"Don Mario", il vescovo di Milano che va in bici e odia i traslochi

Mario Delpini succede a Scola: "No a sfide tra religioni. Non sono un genio, ma ascolterò tutti"

"Don Mario", il vescovo di Milano che va in bici e odia i traslochi

Milano - «Anche se il cardinale Scola ha fatto l'elogio della mia grande povertà, non vivo sotto un ponte e non ho intenzione di affrettare traslochi. Poi ci penserò». Sorride Mario Delpini, appena nominato arcivescovo di Milano da Papa Francesco, per dire ai giornalisti che non ha ancora deciso quando si trasferirà in Arcivescovado dalla Domus Mater Ecclesiae, la Casa del clero in cui abita con alcuni sacerdoti anziani, ai confini della parrocchia di san Gregorio Magno, dove scorrazzano e studiano i ragazzi dell'oratorio.

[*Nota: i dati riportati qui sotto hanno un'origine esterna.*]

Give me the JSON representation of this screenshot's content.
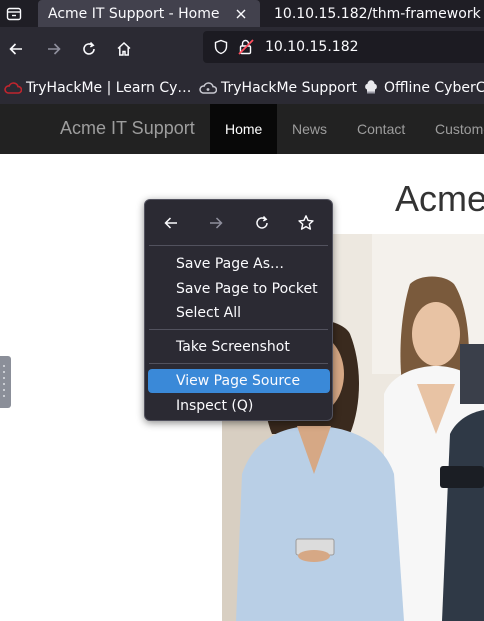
{
  "browser": {
    "tabs": [
      {
        "title": "Acme IT Support - Home",
        "active": true
      },
      {
        "title": "10.10.15.182/thm-framework",
        "active": false
      }
    ],
    "url": "10.10.15.182",
    "bookmarks": [
      {
        "label": "TryHackMe | Learn Cy…",
        "icon": "tryhackme-icon"
      },
      {
        "label": "TryHackMe Support",
        "icon": "support-cloud-icon"
      },
      {
        "label": "Offline CyberCh",
        "icon": "chef-hat-icon"
      }
    ]
  },
  "site": {
    "brand": "Acme IT Support",
    "menu": [
      "Home",
      "News",
      "Contact",
      "Customers"
    ],
    "heading": "Acme"
  },
  "context_menu": {
    "items": [
      {
        "label": "Save Page As…"
      },
      {
        "label": "Save Page to Pocket"
      },
      {
        "label": "Select All"
      },
      {
        "label": "Take Screenshot"
      },
      {
        "label": "View Page Source",
        "highlighted": true
      },
      {
        "label": "Inspect (Q)"
      }
    ]
  },
  "colors": {
    "tab_bar": "#1f1e25",
    "toolbar": "#2b2a33",
    "site_nav": "#222222",
    "menu_highlight": "#3a89d8"
  }
}
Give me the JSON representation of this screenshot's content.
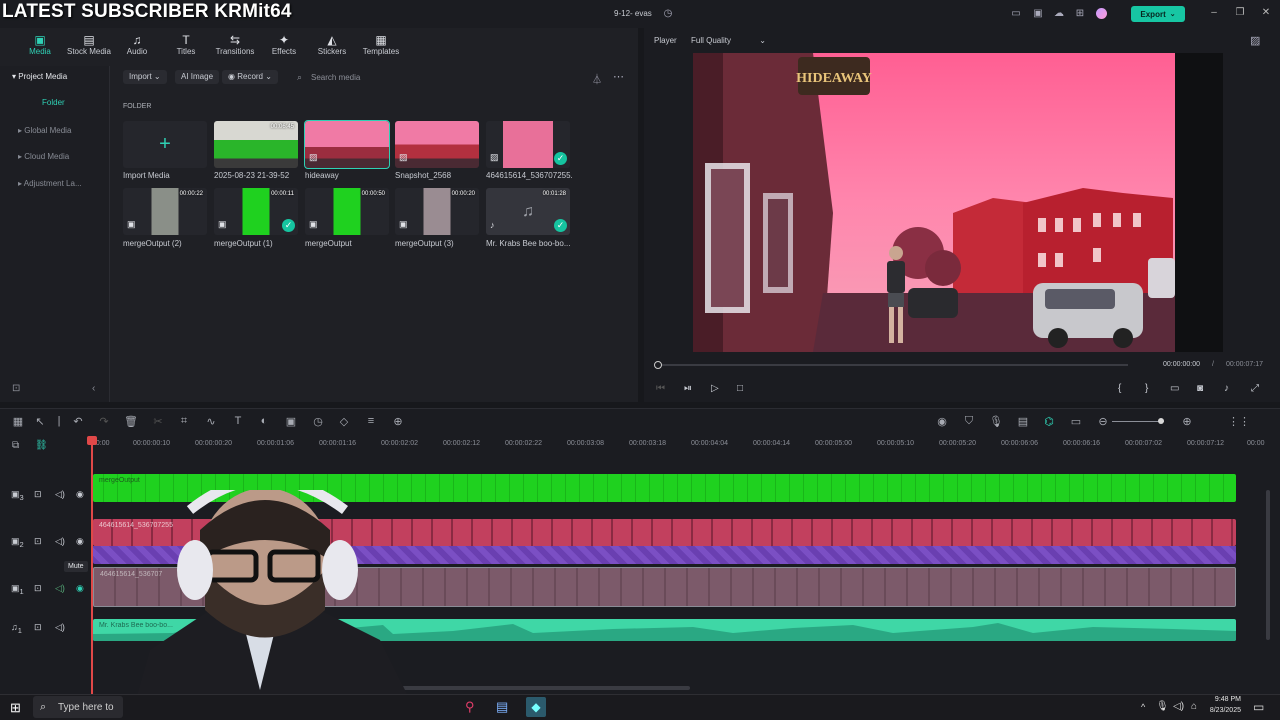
{
  "overlay": {
    "banner": "LATEST SUBSCRIBER KRMit64"
  },
  "titlebar": {
    "project": "9-12- evas",
    "export_label": "Export"
  },
  "media_tabs": [
    {
      "label": "Media",
      "icon": "media-icon"
    },
    {
      "label": "Stock Media",
      "icon": "stock-media-icon"
    },
    {
      "label": "Audio",
      "icon": "audio-icon"
    },
    {
      "label": "Titles",
      "icon": "titles-icon"
    },
    {
      "label": "Transitions",
      "icon": "transitions-icon"
    },
    {
      "label": "Effects",
      "icon": "effects-icon"
    },
    {
      "label": "Stickers",
      "icon": "stickers-icon"
    },
    {
      "label": "Templates",
      "icon": "templates-icon"
    }
  ],
  "sidebar": {
    "project_media": "Project Media",
    "folder": "Folder",
    "global_media": "Global Media",
    "cloud_media": "Cloud Media",
    "adjustment": "Adjustment La..."
  },
  "media_toolbar": {
    "import": "Import",
    "ai_image": "AI Image",
    "record": "Record",
    "search_placeholder": "Search media"
  },
  "folder_label": "FOLDER",
  "media_items": [
    {
      "label": "Import Media"
    },
    {
      "label": "2025-08-23 21-39-52",
      "duration": "00:06:45"
    },
    {
      "label": "hideaway"
    },
    {
      "label": "Snapshot_2568"
    },
    {
      "label": "464615614_536707255..."
    },
    {
      "label": "mergeOutput (2)",
      "duration": "00:00:22"
    },
    {
      "label": "mergeOutput (1)",
      "duration": "00:00:11"
    },
    {
      "label": "mergeOutput",
      "duration": "00:00:50"
    },
    {
      "label": "mergeOutput (3)",
      "duration": "00:00:20"
    },
    {
      "label": "Mr. Krabs Bee boo-bo...",
      "duration": "00:01:28"
    }
  ],
  "player": {
    "label": "Player",
    "quality": "Full Quality",
    "sign_text": "HIDEAWAY",
    "time_current": "00:00:00:00",
    "time_total": "00:00:07:17",
    "progress": 0
  },
  "timeline": {
    "ticks": [
      "00:00",
      "00:00:00:10",
      "00:00:00:20",
      "00:00:01:06",
      "00:00:01:16",
      "00:00:02:02",
      "00:00:02:12",
      "00:00:02:22",
      "00:00:03:08",
      "00:00:03:18",
      "00:00:04:04",
      "00:00:04:14",
      "00:00:05:00",
      "00:00:05:10",
      "00:00:05:20",
      "00:00:06:06",
      "00:00:06:16",
      "00:00:07:02",
      "00:00:07:12",
      "00:00"
    ],
    "tooltip": "Mute",
    "tracks": [
      {
        "number": "3"
      },
      {
        "number": "2"
      },
      {
        "number": "1"
      },
      {
        "number": "1"
      }
    ],
    "clip_names": {
      "green": "mergeOutput",
      "pink": "464615614_536707255",
      "dim": "464615614_536707",
      "audio": "Mr. Krabs Bee boo-bo..."
    }
  },
  "taskbar": {
    "search": "Type here to",
    "time": "9:48 PM",
    "date": "8/23/2025"
  }
}
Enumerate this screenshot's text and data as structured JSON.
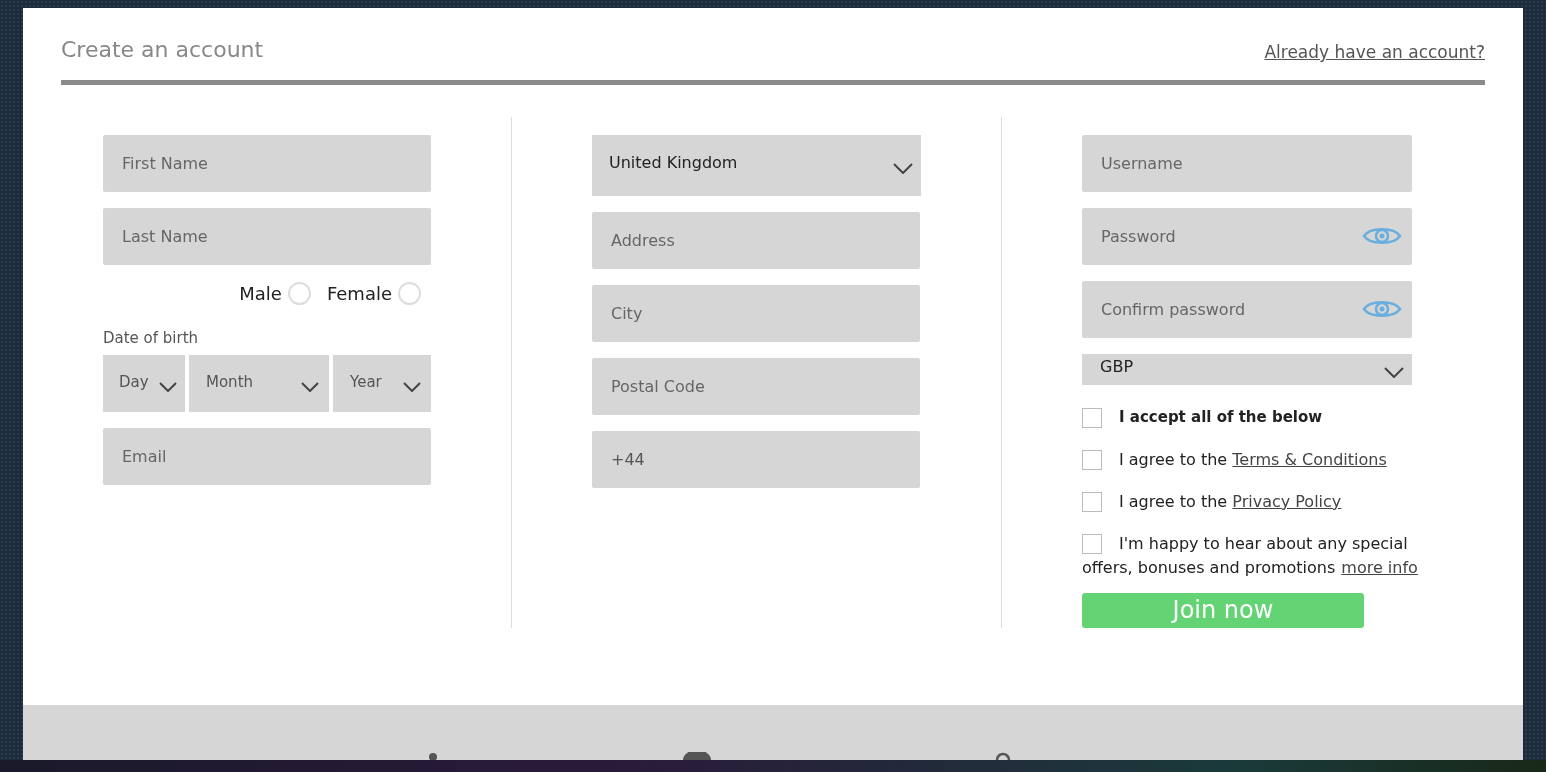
{
  "header": {
    "title": "Create an account",
    "login_link": "Already have an account?"
  },
  "personal": {
    "first_name": {
      "placeholder": "First Name"
    },
    "last_name": {
      "placeholder": "Last Name"
    },
    "gender": [
      {
        "label": "Male",
        "selected": false
      },
      {
        "label": "Female",
        "selected": false
      }
    ],
    "dob_label": "Date of birth",
    "dob": [
      {
        "value": "Day"
      },
      {
        "value": "Month"
      },
      {
        "value": "Year"
      }
    ],
    "email": {
      "placeholder": "Email"
    }
  },
  "address": {
    "country": {
      "value": "United Kingdom"
    },
    "fields": [
      {
        "placeholder": "Address"
      },
      {
        "placeholder": "City"
      },
      {
        "placeholder": "Postal Code"
      }
    ],
    "phone": {
      "value": "+44"
    }
  },
  "account": {
    "fields": [
      {
        "kind": "text",
        "placeholder": "Username"
      },
      {
        "kind": "password",
        "placeholder": "Password"
      },
      {
        "kind": "password",
        "placeholder": "Confirm password"
      }
    ],
    "currency": {
      "value": "GBP"
    },
    "consents": [
      {
        "kind": "master",
        "text": "I accept all of the below",
        "checked": false
      },
      {
        "kind": "link",
        "text": "I agree to the",
        "link": "Terms & Conditions",
        "checked": false
      },
      {
        "kind": "link",
        "text": "I agree to the",
        "link": "Privacy Policy",
        "checked": false
      },
      {
        "kind": "wrap",
        "text": "I'm happy to hear about any special",
        "text_2": "offers, bonuses and promotions",
        "link": "more info",
        "checked": false
      }
    ],
    "submit": "Join now"
  }
}
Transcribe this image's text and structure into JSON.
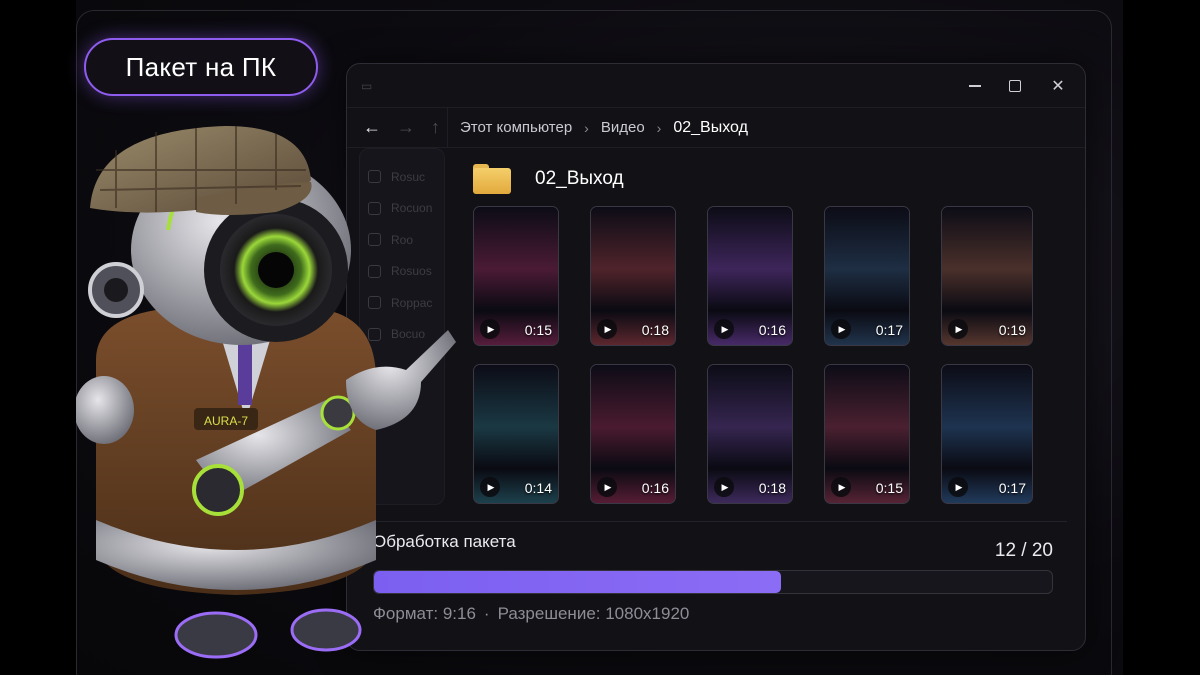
{
  "badge": {
    "label": "Пакет на ПК"
  },
  "window": {
    "controls": [
      "minimize",
      "maximize",
      "close"
    ],
    "nav": {
      "back_icon": "arrow-left-icon",
      "forward_icon": "arrow-right-icon",
      "up_icon": "arrow-up-icon"
    },
    "breadcrumb": [
      "Этот компьютер",
      "Видео",
      "02_Выход"
    ],
    "sidebar": [
      {
        "icon": "download-icon",
        "label": "Rosuc"
      },
      {
        "icon": "doc-icon",
        "label": "Rocuon"
      },
      {
        "icon": "image-icon",
        "label": "Roo"
      },
      {
        "icon": "music-icon",
        "label": "Rosuos"
      },
      {
        "icon": "video-icon",
        "label": "Roppac"
      },
      {
        "icon": "folder-icon",
        "label": "Bocuo"
      }
    ],
    "folder": {
      "title": "02_Выход"
    },
    "videos": [
      {
        "duration": "0:15",
        "hue": "#c03070"
      },
      {
        "duration": "0:18",
        "hue": "#d04a50"
      },
      {
        "duration": "0:16",
        "hue": "#9a50e0"
      },
      {
        "duration": "0:17",
        "hue": "#3a6a9a"
      },
      {
        "duration": "0:19",
        "hue": "#c07050"
      },
      {
        "duration": "0:14",
        "hue": "#2f8a9a"
      },
      {
        "duration": "0:16",
        "hue": "#c03060"
      },
      {
        "duration": "0:18",
        "hue": "#8050c0"
      },
      {
        "duration": "0:15",
        "hue": "#c04060"
      },
      {
        "duration": "0:17",
        "hue": "#3a7ac0"
      }
    ],
    "progress": {
      "label": "Обработка пакета",
      "count": "12 / 20",
      "fraction": 0.6
    },
    "meta": {
      "format": "Формат: 9:16",
      "dot": "·",
      "resolution": "Разрешение: 1080x1920"
    }
  },
  "robot": {
    "chest_label": "AURA-7"
  },
  "colors": {
    "accent": "#8b6cf5",
    "folder": "#f0c45c",
    "background": "#0c0b10"
  }
}
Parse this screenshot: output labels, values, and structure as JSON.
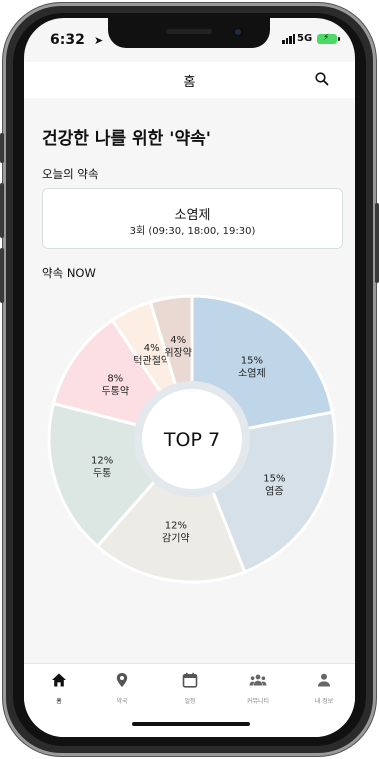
{
  "status": {
    "time": "6:32",
    "network": "5G"
  },
  "appbar": {
    "title": "홈"
  },
  "headline": "건강한 나를 위한 '약속'",
  "today": {
    "section_title": "오늘의 약속",
    "medicine": "소염제",
    "times": "3회 (09:30, 18:00, 19:30)"
  },
  "now": {
    "section_title": "약속 NOW",
    "center_label": "TOP 7"
  },
  "chart_data": {
    "type": "pie",
    "title": "",
    "center_label": "TOP 7",
    "slices": [
      {
        "label": "소염제",
        "percent_text": "15%",
        "value": 22,
        "color": "#bfd5e8"
      },
      {
        "label": "염증",
        "percent_text": "15%",
        "value": 22,
        "color": "#d5e0e8"
      },
      {
        "label": "감기약",
        "percent_text": "12%",
        "value": 17.5,
        "color": "#ecebe6"
      },
      {
        "label": "두통",
        "percent_text": "12%",
        "value": 17.5,
        "color": "#dce6e2"
      },
      {
        "label": "두통약",
        "percent_text": "8%",
        "value": 11.6,
        "color": "#fbdfe2"
      },
      {
        "label": "턱관절약",
        "percent_text": "4%",
        "value": 4.7,
        "color": "#fdeee3"
      },
      {
        "label": "위장약",
        "percent_text": "4%",
        "value": 4.7,
        "color": "#ead9d2"
      }
    ]
  },
  "pager": {
    "count": 2,
    "active": 0
  },
  "tabbar": {
    "items": [
      {
        "label": "홈",
        "icon": "home-icon"
      },
      {
        "label": "약국",
        "icon": "map-pin-icon"
      },
      {
        "label": "일정",
        "icon": "calendar-icon"
      },
      {
        "label": "커뮤니티",
        "icon": "people-icon"
      },
      {
        "label": "내 정보",
        "icon": "person-icon"
      }
    ]
  }
}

A 66 anni, che compirà il 29 luglio prossimo, colui che molti sacerdoti chiamano don Mario prenderà possesso di una delle Diocesi più grandi del mondo e avrà davanti a sé un decennio per darle una direzione il cui messaggio principale suona così: «Ricordarsi di Dio, cercare Dio, perché in una città secolarizzata come la nostra senza riferimento a Dio non c'è speranza». Così: «Nessuno si senta straniero, solo e discriminato». E così: «Non contrapporre le religioni come cammini che si sfidano».

Già solo il pensiero di non fare traslochi a Palazzo ricorda lo stile di Bergoglio, così come la scelta della bici per girare la città, la lingua che batte sulle «sacche di povertà», la richiesta di preghiere e la decisione di parlare subito, a braccio, in una specie di duetto con Scola. «Mi sento inadeguato» dice Delpini, mentre accanto alla dichiarazione di umiltà sembra baluginare anche un po' del consueto humour. Ci vorrebbe «un vescovo che sia un genio», «carismatico e trascinatore», e «invece io, dalla biografia letta, sembro un impiegato di Curia». Dice ancora di sé colui che è stato scelto dal Papa per essere il centoquarantaquattresimo vescovo di Milano: «Tutti mi conoscono. Dicono: sì, è un brav'uomo, ma arcivescovo di Milano non so se sarà all'altezza... Questo lo avverto molto». La conclusione, pur nella «continuità», è forte: «Ho bisogno di aiuto, ascolterò tutti... vorrei chiedere se si potesse ripartire».

La successione tra l'arcivescovo e il suo vicario generale sarà graduale. «Sto mettendo a posto la mia biblioteca, penso che avrò bisogno di tempo fino a Natale» diceva Scola quando la nomina era già stata decisa e aspettava solo i crismi dell'ufficialità, mentre come ultimo atto il 29 e il 30 giugno riuniva il comitato scientifico di Oasis, la fondazione per il dialogo con l'Islam che è uno dei suoi impegni, sin dai tempi in cui era patriarca di Venezia. «Speriamo di poter riposare, tra qualche giorno, tra qualche settimana» la confidenza ai suoi collaboratori. «Sono vescovo da ventisei anni e da sei arcivescovo di Milano». E ancora: «Non so come potrò utilizzare il mio tempo e le mie forze perché a un certo punto le forze calano per tutti».

È stato lui - racconta - a chiedere, quasi a insistere con il Papa per accelerare la nomina del successore. E non solo per cercare la tranquillità della canonica di Imberido, in provincia di Lecco, suoi luoghi natali, ma anche per evitare alla Diocesi «una situazione di stallo», nonostante il Santo Padre avesse detto di non «avere fretta». Così adesso Scola è amministratore apostolico della Diocesi, in attesa del passaggio di consegne formale.

La presa di possesso da parte di Delpini avverrà il

prossimo 9 settembre e il suo solenne ingresso il 24 settembre, giorno della Madonna della Mercede, anche detta della Misericordia. E pure questo sembra un legame con il Papa che l'ha voluto tra i successori di Ambrogio.